Don't get me wrong, TranStar is a nice thing to have around. However, Google Transit will provide transit itineraries with unlimited transfers. It'll provide three alternate routes for every trip processed, with Google Maps integration. It provides information that is light-years beyond TranStar's flat text display, with static maps that occasionally work. Google Transit and TranStar shouldn't even be mentioned in the same sentence.

But apparently Google Transit requires "more testing", so the benefits of such a system will be released back into the wild when RTA feels like it.

I WANT MY GOOGLE TRANSIT BACK!

Wednesday, September 2, 2009

Train to Nowhere

I'm a big fan of rail transport in general, and of high-speed rail in particular. I worked very hard to get Prop 1A passed in November '08 (though in retrospect I should've worked harder to defeat 8...), I am looking forward to taking the CA-HSR system when it becomes operational, I've ridden high-speed rail in Europe (France's TGV), and I find rail travel to be my favourite mode of transportation whenever it's available. I'm the sort of person who puts up with the bus-to-Bakersfield model of the San Joaquin service rather than fly or drive to the Bay Area. So understand that I have very good reasons for saying the following:

DesertXPress is a BAD idea.

For those of you who don't know, DesertXPress is a privately-funded consortium determined to build a high-speed train system from Southern California to Las Vegas, including a connection to the Vegas monorail system. The all-electric train wants to charge around $100 round trip and would get people from SoCal to Vegas in a little under an hour and a half. What's not to love, right?

Except that "Southern California" in this case translates to "Victorville."

I grew up in the high desert. (Wrightwood, to be precise.) I understand Vegas traffic- we'd call it Friday Night Freak-Out. Everyone knew up there that you didn't want to be on I-15 heading up the pass on a Friday night, nor down the pass Sunday morning. And on the first day of a three-day weekend? You'd be better off hiking. But that's just the thing. The traffic we feared wasn't in the wide, long, exit-free superhighway that stretches across the desert like a monotonous asphalt ribbon of doom past Apple Valley. Getting to, say, Barstow wasn't a problem on Friday nights. It was the Cajon Pass that was essentially unnavigable. You know, the stretch of freeway that LA drivers would have to navigate to get to a Victorville rail terminal.

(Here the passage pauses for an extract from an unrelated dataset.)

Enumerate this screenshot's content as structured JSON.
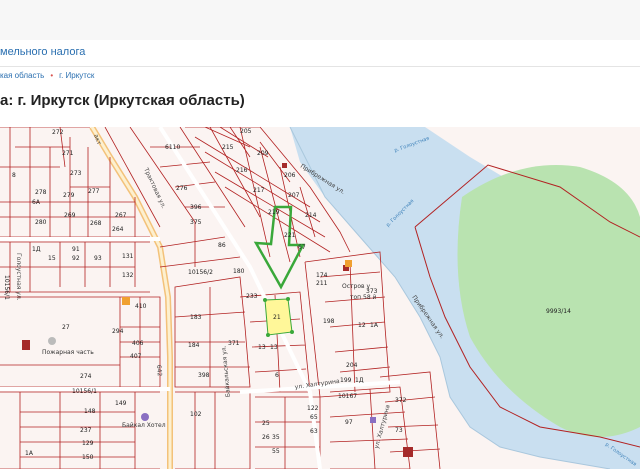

Not only is there no rail connection* between Victorville and Los Angeles (which would be ideal for DesertXPress' success), but there is no public transport connection whatsoever. The only, tenuous link between the desert and the rest of the LA basin, the Victor Valley Commuter, was severed back in 2006 due to funding problems. (I used to ride the giant, peach-and-turquoise coaches often.) So the question that we should ask of DesertXPress is, who wants to drive their car through the traffic-choked LA freeways, up the equally traffic-choked Cajon Pass, and then pay for a train ride that will get them around the part of the Vegas drive that's normally smooth sailing?

Many commenters over at Curbed LA have suggested that the train be extended to Palmdale, where there is currently Metrolink service 7 days a week, and where the California High-Speed Rail system will eventually make a stop. Others have gone so far as to suggest that DesertXPress trains could run down the CA-HSR corridor, providing a single-seat ride into Union Station. (NOTE: It was pointed out to me via e-mail that this idea is also held by the CEO of DesertXPress. No comment on it from CA-HSR yet.) But spending millions on a high-speed rail line to Victorville is just a lousy idea.

*There is technically a rail link between LA and Victorville- the
Southwest Chief
runs one train daily in each direction. The train from LA arrives in VV around 2200, and the return leaves VV around 0300.